In ideal conditions cells of Chlorella multiply rapidly, requiring only carbon dioxide, water, sunlight, and a small amount of minerals to reproduce.

In 1961, Melvin Calvin of the University of California received the Nobel Prize in Chemistry for his research on the pathways of carbon dioxide assimilation in plants using Chlorella.

[10] Following global fears of an uncontrollable human population boom during the late 1940s and the early 1950s, Chlorella was seen as a new and promising primary food source and as a possible solution to the then-current world hunger crisis.

Many people during this time thought hunger would be an overwhelming problem and saw Chlorella as a way to end this crisis by providing large amounts of high-quality food for a relatively low cost.

Initial testing by the Stanford Research Institute showed Chlorella (when growing in warm, sunny, shallow conditions) could convert 20% of solar energy into a plant that, when dried, contains 50% protein.

[11] The pilot research performed at Stanford and elsewhere led to immense press from journalists and newspapers, yet did not lead to large-scale algae production.

Algae researchers had even hoped to add a neutralized Chlorella powder to conventional food products, as a way to fortify them with vitamins and minerals.

John Burlew, the editor of the Carnegie Institution of Washington book Algal Culture-from Laboratory to Pilot Plant, stated, "the algae culture may fill a very real need",[12] which Science News Letter turned into "future populations of the world will be kept from starving by the production of improved or educated algae related to the green scum on ponds".

A few years later, the magazine published an article entitled "Tomorrow's Dinner", which stated, "There is no doubt in the mind of scientists that the farms of the future will actually be factories."
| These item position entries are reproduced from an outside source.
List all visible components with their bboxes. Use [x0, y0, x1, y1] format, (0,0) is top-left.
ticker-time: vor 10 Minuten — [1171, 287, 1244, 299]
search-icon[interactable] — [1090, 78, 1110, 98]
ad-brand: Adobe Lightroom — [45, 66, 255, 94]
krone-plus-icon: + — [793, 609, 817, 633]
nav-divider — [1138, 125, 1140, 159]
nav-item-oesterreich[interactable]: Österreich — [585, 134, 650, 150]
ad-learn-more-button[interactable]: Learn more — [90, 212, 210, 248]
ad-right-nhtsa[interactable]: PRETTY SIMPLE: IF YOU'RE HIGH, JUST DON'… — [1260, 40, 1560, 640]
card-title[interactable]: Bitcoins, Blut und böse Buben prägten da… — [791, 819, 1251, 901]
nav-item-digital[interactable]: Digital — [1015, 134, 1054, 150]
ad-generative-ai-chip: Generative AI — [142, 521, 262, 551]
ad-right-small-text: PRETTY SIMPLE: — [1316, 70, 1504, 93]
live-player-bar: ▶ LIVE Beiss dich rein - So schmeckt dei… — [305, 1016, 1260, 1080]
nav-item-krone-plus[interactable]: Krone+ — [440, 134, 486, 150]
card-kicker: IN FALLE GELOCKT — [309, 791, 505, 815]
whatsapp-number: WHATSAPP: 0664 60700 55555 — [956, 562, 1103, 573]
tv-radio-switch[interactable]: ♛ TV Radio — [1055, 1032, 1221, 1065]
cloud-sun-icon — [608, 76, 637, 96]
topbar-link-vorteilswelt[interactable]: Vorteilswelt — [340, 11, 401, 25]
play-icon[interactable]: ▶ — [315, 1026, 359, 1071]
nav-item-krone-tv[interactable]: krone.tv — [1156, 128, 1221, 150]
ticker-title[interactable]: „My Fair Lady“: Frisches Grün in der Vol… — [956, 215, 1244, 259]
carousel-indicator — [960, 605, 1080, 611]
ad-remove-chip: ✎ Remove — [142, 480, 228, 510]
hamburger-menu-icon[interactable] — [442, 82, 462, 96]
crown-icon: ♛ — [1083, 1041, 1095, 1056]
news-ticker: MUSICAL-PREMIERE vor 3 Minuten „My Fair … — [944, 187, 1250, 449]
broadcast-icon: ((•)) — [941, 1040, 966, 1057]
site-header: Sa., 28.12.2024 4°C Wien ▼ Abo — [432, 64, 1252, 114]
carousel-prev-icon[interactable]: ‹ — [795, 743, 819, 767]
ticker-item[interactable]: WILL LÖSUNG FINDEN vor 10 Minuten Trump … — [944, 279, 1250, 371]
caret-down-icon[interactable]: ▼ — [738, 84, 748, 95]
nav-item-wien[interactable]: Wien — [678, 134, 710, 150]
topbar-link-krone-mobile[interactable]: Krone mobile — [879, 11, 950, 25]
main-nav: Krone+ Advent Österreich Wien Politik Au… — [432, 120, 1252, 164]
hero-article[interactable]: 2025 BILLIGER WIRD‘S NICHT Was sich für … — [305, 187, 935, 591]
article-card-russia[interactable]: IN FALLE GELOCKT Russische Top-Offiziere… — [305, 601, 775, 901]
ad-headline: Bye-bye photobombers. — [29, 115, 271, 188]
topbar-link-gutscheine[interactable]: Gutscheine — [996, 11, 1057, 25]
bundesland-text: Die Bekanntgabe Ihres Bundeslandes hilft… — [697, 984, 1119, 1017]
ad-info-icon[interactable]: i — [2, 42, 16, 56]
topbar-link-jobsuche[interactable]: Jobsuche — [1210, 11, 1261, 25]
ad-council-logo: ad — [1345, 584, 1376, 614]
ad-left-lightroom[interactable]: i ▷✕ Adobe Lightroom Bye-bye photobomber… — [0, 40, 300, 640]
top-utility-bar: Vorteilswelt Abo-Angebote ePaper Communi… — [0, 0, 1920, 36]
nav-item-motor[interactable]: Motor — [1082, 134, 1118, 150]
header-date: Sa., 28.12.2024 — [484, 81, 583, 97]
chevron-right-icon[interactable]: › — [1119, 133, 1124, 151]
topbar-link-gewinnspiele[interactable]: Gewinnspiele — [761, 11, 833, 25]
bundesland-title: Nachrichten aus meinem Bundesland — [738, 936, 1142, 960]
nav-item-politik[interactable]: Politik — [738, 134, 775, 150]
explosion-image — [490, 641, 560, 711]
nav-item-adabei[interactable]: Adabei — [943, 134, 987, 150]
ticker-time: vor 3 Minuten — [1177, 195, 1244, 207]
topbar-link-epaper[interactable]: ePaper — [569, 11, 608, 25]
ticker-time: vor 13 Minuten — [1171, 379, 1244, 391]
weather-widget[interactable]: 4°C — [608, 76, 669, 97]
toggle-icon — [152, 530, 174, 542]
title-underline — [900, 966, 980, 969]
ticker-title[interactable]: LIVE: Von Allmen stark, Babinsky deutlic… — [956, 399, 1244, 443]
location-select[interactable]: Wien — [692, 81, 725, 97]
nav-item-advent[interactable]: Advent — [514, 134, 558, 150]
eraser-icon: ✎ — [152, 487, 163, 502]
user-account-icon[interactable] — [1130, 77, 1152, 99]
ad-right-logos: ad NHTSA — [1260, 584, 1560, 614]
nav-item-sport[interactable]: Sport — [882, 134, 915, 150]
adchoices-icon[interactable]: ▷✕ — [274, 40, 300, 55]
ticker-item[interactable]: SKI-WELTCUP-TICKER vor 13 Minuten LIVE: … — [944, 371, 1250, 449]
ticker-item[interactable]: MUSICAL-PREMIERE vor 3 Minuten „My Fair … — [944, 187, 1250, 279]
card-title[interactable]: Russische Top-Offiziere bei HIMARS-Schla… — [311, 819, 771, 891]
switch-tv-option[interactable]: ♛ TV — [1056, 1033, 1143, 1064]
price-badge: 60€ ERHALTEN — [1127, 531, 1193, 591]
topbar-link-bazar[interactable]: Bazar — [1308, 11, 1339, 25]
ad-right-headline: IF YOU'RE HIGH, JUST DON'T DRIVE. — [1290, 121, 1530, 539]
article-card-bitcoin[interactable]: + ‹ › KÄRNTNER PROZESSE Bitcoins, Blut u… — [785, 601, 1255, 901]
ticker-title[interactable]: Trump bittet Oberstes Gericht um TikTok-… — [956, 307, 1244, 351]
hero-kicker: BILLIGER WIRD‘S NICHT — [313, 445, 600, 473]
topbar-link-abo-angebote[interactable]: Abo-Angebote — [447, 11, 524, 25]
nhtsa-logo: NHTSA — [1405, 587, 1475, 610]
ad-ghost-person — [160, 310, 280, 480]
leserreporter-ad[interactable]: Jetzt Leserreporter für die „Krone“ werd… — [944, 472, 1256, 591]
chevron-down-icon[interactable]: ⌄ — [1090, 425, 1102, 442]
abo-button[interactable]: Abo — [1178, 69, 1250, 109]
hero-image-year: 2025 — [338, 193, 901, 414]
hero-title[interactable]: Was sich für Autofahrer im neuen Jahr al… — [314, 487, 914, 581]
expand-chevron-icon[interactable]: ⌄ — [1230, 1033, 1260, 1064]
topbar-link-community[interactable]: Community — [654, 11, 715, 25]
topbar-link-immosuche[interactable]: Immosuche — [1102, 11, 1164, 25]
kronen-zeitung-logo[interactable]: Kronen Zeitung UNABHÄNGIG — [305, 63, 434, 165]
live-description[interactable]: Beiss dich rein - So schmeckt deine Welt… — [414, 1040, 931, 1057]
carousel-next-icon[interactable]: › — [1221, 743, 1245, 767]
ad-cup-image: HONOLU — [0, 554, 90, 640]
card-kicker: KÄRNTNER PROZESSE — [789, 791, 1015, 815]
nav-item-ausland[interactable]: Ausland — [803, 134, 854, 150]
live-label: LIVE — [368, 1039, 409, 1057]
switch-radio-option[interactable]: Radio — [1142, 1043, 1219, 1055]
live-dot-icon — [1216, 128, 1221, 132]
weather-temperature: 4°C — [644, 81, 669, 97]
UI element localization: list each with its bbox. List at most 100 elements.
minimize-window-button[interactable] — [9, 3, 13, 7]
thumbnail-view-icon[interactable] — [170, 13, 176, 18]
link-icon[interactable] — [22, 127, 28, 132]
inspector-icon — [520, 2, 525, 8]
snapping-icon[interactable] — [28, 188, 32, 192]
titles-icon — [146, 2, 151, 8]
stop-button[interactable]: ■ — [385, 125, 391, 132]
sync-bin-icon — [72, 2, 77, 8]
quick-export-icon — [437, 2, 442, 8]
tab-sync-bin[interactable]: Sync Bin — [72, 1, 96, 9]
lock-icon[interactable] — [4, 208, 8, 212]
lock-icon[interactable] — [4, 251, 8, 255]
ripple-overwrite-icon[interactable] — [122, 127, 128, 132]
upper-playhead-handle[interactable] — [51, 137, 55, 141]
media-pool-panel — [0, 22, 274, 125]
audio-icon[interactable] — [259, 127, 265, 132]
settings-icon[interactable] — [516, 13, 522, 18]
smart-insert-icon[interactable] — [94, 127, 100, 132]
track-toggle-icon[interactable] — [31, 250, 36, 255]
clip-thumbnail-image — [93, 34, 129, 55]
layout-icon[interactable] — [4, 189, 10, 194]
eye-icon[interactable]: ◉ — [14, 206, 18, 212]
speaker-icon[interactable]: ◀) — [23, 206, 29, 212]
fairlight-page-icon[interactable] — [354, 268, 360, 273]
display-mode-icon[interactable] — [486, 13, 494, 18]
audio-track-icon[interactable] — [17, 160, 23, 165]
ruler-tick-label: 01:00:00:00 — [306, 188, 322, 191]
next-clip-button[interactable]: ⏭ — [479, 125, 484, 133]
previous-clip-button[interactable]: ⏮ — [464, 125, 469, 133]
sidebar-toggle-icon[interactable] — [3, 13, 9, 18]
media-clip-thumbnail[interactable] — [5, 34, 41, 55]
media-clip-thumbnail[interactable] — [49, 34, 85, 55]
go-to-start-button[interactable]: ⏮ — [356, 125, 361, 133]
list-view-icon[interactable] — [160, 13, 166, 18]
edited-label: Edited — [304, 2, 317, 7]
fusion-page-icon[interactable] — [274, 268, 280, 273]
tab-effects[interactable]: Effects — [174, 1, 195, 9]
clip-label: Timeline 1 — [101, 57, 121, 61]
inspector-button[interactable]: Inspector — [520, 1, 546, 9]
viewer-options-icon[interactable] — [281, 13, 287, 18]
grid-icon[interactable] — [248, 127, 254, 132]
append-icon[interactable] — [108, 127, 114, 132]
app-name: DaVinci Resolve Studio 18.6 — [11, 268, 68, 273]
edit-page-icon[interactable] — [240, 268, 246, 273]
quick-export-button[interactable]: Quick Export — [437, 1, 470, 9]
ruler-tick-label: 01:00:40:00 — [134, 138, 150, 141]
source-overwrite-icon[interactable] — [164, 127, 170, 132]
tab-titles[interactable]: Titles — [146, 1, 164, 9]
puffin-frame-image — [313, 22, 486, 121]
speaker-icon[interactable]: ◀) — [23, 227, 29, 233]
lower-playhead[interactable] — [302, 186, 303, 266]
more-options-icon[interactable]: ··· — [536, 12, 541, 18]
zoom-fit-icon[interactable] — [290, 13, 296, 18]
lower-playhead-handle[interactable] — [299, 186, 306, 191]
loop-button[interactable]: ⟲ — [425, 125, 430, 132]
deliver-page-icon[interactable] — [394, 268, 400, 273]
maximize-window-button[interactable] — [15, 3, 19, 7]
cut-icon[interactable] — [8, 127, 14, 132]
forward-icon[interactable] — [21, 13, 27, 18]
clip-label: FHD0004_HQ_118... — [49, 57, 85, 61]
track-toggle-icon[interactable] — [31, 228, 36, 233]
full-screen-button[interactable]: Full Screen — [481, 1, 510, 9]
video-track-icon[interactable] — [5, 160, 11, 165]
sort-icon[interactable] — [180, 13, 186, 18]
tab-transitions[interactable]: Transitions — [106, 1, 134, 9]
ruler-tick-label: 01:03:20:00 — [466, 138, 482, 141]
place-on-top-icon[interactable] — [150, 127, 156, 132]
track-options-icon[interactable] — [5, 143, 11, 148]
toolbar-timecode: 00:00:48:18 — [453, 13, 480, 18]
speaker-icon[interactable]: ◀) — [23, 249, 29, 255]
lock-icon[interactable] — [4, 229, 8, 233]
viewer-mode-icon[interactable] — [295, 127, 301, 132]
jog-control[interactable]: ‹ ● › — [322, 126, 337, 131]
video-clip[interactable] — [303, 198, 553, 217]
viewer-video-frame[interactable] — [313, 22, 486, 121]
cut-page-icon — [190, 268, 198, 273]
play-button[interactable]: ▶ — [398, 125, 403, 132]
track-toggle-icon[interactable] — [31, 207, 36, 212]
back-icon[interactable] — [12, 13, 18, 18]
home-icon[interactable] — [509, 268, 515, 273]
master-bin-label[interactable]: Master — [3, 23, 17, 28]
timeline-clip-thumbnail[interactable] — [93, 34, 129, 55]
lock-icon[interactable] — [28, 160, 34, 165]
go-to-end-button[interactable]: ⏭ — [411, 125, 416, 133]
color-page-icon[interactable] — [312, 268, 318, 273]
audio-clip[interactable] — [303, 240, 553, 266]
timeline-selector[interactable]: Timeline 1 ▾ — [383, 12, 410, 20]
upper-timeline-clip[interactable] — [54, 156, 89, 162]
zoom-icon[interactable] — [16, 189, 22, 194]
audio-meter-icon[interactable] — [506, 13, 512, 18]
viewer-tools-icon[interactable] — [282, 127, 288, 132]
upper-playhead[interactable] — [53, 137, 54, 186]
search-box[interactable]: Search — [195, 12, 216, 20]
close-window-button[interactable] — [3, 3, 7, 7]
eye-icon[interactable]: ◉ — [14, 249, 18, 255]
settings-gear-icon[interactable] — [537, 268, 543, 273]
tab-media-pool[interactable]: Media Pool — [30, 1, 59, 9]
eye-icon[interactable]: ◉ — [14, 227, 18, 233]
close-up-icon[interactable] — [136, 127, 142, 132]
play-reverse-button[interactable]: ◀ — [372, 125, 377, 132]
Since the growing world food problem of the 1940s was solved by better crop efficiency and other advances in traditional agriculture, Chlorella has not seen the kind of public and scientific interest that it had in the 1940s.

A sophisticated process, and additional cost, was required to harvest the crop and for Chlorella to be a viable food source, its cell walls would have to be pulverized.

[11] Chlorella, too, was found by scientists in the 1960s to be impossible for humans and other animals to digest in its natural state due to the tough cell walls encapsulating the nutrients, which presented further problems for its use in American food production.

[11] In 1965, the Russian CELSS experiment BIOS-3 determined that 8 m2 of exposed Chlorella could remove carbon dioxide and replace oxygen within the sealed environment for a single human.

Chlorella protothecoides accelerated the detoxification of rats poisoned with chlordecone, a persistent insecticide, decreasing the half-life of the toxin from 40 to 19 days.

[18] The ingested algae passed through the gastrointestinal tract unharmed, interrupted the enteric recirculation of the persistent insecticide, and subsequently eliminated the bound chlordecone with the feces.

A 2002 study showed that Chlorella cell walls contain lipopolysaccharides, endotoxins found in Gram-negative bacteria that affect the immune system and may cause inflammation.